Todos tenemos un yo y hacemos todo lo posible por defender su derecho a existir.

Luz en la sombra

Pero nuestra creación es frágil. Todos hemos pasado crisis personales, como la muerte repentina de algún ser querido o enterarnos de que estamos gravemente enfermos.

Cualquier crisis que ataque nuestro sentido de bienestar, también ataca nuestro sentido del yo. Si pierdes tu casa, todo tu dinero o a tu pareja, estos acontecimientos externos estremecen y hacen dudar a nuestro yo. Siempre que sientes que todo tu mundo se viene abajo, lo que realmente se esta viviendo abajo es el yo y su confianza en entender la realidad. Tras cualquier trauma grave mental o físico, nuestra frágil personalidad-ego necesita tiempo para recuperarse. (Tenemos mucha suerte de que el viejo refrán ingles sea cierto «Las almas no se rompen, rebotan».)

Al no saber cómo creamos el yo al que tanto nos aferramos; éste puede darnos sorpresas. Freud sorprendió a todos cuando dijo que el yo poseía una dimensión oculta cargada de impulsos y deseos que apenas reconocemos. Jung, tras convertirse en el mejor alumno de Freud, se dio cuenta de que su mentor había cometido un error. Lo inconsciente no está en mí, sino en nosotros. Cuando una persona tiene impulsos e instintos inconscientes, éstos proceden de toda la historia de la humanidad. Cada uno de nosotros, según Jung, está vinculado a un «inconsciente colectivo», tal como él lo denominó. El concepto de que tú y yo creamos yoes independientes y aislados es una ilusión. Conectamos con la Vasta reserva de todas las aspiraciones, instintos y mitos humanos. En este inconsciente colectivo es donde también reside la sombra.
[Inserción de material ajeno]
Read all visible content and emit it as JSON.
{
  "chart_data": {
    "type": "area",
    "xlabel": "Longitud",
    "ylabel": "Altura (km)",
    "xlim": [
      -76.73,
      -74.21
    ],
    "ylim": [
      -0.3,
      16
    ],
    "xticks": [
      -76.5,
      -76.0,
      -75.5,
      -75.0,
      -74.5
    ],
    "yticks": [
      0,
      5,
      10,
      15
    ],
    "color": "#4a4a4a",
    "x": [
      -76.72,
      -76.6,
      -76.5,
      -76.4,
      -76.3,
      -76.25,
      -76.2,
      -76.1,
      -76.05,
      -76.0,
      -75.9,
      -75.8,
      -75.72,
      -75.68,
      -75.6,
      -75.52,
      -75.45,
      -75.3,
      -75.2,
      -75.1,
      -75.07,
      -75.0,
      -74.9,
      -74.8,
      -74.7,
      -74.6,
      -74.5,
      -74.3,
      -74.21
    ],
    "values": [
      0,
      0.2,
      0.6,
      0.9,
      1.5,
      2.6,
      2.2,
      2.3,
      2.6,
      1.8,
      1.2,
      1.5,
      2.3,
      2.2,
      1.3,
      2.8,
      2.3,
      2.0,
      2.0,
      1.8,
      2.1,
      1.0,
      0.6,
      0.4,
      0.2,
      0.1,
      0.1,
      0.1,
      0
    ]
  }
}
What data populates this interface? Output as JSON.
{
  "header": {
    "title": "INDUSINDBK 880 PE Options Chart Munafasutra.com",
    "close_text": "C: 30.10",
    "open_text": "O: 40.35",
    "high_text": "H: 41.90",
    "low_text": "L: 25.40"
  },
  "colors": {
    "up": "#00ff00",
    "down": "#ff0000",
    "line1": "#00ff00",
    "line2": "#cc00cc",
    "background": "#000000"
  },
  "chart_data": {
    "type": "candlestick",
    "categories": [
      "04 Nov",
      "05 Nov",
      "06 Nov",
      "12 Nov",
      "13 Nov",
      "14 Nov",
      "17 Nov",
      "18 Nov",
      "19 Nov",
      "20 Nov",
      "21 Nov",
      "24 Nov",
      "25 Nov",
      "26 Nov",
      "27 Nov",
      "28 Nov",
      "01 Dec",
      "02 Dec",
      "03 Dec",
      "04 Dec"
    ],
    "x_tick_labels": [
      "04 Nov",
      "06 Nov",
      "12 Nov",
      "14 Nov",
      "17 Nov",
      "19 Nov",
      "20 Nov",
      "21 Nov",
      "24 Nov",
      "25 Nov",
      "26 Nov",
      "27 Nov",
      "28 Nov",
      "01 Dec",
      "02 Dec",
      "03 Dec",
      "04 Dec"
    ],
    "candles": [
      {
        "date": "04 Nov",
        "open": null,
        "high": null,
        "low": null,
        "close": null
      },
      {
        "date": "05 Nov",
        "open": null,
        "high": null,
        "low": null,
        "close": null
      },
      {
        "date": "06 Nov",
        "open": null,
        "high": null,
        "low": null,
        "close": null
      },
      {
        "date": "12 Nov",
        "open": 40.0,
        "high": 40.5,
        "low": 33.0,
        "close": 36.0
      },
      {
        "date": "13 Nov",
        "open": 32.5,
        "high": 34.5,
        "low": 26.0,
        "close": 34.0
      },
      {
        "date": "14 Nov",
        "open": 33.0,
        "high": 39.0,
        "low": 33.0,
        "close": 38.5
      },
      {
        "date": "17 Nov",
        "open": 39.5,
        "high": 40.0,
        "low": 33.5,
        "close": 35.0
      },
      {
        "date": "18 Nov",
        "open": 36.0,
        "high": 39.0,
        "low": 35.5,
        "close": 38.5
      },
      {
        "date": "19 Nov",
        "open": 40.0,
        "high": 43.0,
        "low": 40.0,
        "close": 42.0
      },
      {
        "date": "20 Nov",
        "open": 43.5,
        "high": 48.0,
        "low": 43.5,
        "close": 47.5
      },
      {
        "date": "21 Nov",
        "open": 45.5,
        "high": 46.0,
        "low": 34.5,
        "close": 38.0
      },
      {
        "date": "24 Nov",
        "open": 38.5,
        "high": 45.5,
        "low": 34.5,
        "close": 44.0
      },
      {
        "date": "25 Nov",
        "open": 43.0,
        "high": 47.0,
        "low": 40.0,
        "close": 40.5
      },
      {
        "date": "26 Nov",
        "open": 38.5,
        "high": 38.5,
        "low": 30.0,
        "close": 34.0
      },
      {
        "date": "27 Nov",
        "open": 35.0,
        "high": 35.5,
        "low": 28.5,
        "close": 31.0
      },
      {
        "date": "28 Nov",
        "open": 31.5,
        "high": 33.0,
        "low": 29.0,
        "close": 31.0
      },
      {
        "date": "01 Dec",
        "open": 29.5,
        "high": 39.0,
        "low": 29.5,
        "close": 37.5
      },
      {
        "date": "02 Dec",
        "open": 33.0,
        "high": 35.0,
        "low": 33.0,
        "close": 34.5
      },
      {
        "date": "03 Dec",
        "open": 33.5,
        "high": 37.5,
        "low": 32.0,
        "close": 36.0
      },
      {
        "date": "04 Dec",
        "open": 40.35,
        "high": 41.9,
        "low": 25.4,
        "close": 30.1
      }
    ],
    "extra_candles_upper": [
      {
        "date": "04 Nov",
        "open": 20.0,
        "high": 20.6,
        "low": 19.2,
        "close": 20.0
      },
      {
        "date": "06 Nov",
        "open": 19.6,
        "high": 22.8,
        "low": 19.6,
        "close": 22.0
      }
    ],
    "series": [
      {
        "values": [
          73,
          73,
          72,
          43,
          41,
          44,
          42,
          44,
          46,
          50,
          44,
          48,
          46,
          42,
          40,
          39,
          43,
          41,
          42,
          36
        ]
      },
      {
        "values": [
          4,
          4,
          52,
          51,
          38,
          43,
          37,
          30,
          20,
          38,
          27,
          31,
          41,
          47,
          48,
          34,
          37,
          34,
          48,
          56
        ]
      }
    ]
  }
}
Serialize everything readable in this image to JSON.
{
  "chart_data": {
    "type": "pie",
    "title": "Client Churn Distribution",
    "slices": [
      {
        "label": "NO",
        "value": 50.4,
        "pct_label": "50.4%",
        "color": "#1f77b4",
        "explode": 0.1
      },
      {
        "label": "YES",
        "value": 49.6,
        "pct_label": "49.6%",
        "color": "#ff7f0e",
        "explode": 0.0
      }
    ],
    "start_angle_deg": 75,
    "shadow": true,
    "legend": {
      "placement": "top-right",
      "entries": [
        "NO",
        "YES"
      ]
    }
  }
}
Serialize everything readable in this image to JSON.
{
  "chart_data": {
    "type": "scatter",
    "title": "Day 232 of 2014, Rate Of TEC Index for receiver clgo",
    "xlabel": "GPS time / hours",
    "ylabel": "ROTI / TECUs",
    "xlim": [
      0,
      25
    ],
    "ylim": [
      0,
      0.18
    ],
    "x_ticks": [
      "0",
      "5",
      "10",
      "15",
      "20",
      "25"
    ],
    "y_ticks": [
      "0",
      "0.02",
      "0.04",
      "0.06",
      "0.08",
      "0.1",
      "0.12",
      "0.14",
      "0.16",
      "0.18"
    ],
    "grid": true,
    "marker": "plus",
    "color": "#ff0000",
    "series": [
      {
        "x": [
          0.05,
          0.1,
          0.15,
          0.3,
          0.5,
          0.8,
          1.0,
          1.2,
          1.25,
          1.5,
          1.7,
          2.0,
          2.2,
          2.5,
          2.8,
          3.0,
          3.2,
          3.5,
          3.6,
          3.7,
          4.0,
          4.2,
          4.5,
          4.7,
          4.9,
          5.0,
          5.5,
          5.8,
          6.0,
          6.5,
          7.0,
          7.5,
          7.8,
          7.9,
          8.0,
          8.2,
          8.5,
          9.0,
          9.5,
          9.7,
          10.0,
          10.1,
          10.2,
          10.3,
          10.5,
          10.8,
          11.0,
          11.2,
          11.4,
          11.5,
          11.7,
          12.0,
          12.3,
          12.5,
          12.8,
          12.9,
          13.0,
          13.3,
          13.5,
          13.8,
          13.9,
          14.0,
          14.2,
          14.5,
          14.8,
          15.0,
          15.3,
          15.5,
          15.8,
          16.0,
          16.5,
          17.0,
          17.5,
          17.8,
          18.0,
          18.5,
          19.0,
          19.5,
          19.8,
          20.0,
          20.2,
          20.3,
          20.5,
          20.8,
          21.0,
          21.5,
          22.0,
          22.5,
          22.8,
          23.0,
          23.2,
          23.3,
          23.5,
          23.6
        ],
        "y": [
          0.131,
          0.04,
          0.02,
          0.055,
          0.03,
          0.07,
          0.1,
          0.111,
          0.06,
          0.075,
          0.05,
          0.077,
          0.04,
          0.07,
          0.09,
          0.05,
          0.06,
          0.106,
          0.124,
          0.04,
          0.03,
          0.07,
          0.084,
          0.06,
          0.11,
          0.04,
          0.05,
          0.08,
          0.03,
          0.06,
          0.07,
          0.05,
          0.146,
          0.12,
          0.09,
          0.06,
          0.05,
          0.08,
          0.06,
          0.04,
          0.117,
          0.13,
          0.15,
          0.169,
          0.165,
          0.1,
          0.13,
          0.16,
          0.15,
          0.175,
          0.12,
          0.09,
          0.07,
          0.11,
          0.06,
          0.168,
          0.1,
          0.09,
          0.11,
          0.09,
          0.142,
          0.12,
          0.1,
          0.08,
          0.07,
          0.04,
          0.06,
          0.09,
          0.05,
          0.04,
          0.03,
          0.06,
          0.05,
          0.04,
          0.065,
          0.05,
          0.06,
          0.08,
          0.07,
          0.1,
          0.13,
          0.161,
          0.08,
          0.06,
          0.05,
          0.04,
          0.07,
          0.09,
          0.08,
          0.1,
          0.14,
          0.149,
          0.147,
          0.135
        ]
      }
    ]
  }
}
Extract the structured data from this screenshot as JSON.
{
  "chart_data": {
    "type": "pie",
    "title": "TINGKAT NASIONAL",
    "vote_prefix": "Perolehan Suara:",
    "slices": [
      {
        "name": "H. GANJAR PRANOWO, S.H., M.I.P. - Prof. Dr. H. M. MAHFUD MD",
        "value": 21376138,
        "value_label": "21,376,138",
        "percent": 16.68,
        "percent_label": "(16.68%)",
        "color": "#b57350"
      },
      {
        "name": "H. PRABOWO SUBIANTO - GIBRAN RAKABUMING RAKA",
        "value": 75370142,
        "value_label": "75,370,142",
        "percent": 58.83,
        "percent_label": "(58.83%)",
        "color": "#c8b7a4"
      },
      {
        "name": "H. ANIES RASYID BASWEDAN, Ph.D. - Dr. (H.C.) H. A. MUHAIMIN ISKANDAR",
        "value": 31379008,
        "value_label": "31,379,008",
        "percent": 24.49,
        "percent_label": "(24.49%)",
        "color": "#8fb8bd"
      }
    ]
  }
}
Algunas personas son sociables, otras no lo son, pero nadie puede salir del yo colectivo. El «nosotros» es un recordatorio constante de que ningún hombre es una isla. Jung desnudó la superficie social para dejar al descubierto la dimensión oculta del «nosotros». Adjudicarle el nombre de inconsciente colectivo hizo que pareciera más técnico, pero el yo que tú y yo compartimos con él. Piensa en las formas en que vuelves al yo colectivo. Aquí tienes unas cuantas:

  • Cuando necesitas el apoyo de tu familia y de tus amigos íntimos.
  • Cuando formas parte de un partido político.
  • Cuando realizas trabajo voluntario para la comunidad o una asociación benéfica.
  • Cuando optas por luchar por tu país o defenderlo de otra forma.
  • Cuando te identificas con tu nacionalidad.
  • Cuando piensas en «nosotros contra ellos».
  • Cuando te afecta personalmente algún desastre que ha sucedido en otro lugar.
  • Cuando te dejas atrapar por un miedo colectivo.

Creer que puedes alejarte del «nosotros» es una fantasía, aunque todos lo intentemos. Queremos que nos vean como estadounidenses, pero no como estadounidenses malos. Simpatizamos con otros grupos étnicos, pero también nos sentimos diferentes, separados y, generalmente, mejores. En una crisis queremos que nuestras familias estén lo más cerca posible; sin embargo, en otras ocasiones insistimos en ser individuos con una vida personal fuera de la familia. La coalición entre el «yo» y el «nosotros» no es sencilla.

Jung lo complico todavía más. Cuando se trata de la sombra colectiva, la gente se esfuerza por salir de ella. (La sociedad nunca dejara de actuar de formas que desaprobamos.) Pero esto es más difícil que evadirnos de un papel dentro de la familia; de hecho, la familia solo es la primera unidad o nivel del yo colectivo, el que vemos con bastante facilidad. El día de Acción de Gracias puedes anunciar que has cambiado, que no te mereces que te traten como fueras un niño malcriado de cinco años o un adolescente rebelde.

Quizás sientas que no te han escuchado. Tu familia puede que también haya invertido mucho esfuerzo por mantenerte dentro de tu vieja casilla. La sociedad, sin embargo, es aun mas dura y menos comprensiva.

La sociedad tiene ganchos invisibles en todos nosotros. Puedes ser pacifista en tiempos de guerra. Esa es una opción individual. No obstante, no te excluye automáticamente de tu sombra colectiva, donde la guerra nace de la rabia, de los prejuicios, del resentimiento, de las viejas rencillas y del oscuro punto débil del nacionalismo. Quizá el desacreditado término de memoria racial. sea cierto, aunque nos incomode bastante. Sin embargo, millones de personas no se sienten mal diciendo cosas como una respuesta típica masculina, o «mujeres al volante».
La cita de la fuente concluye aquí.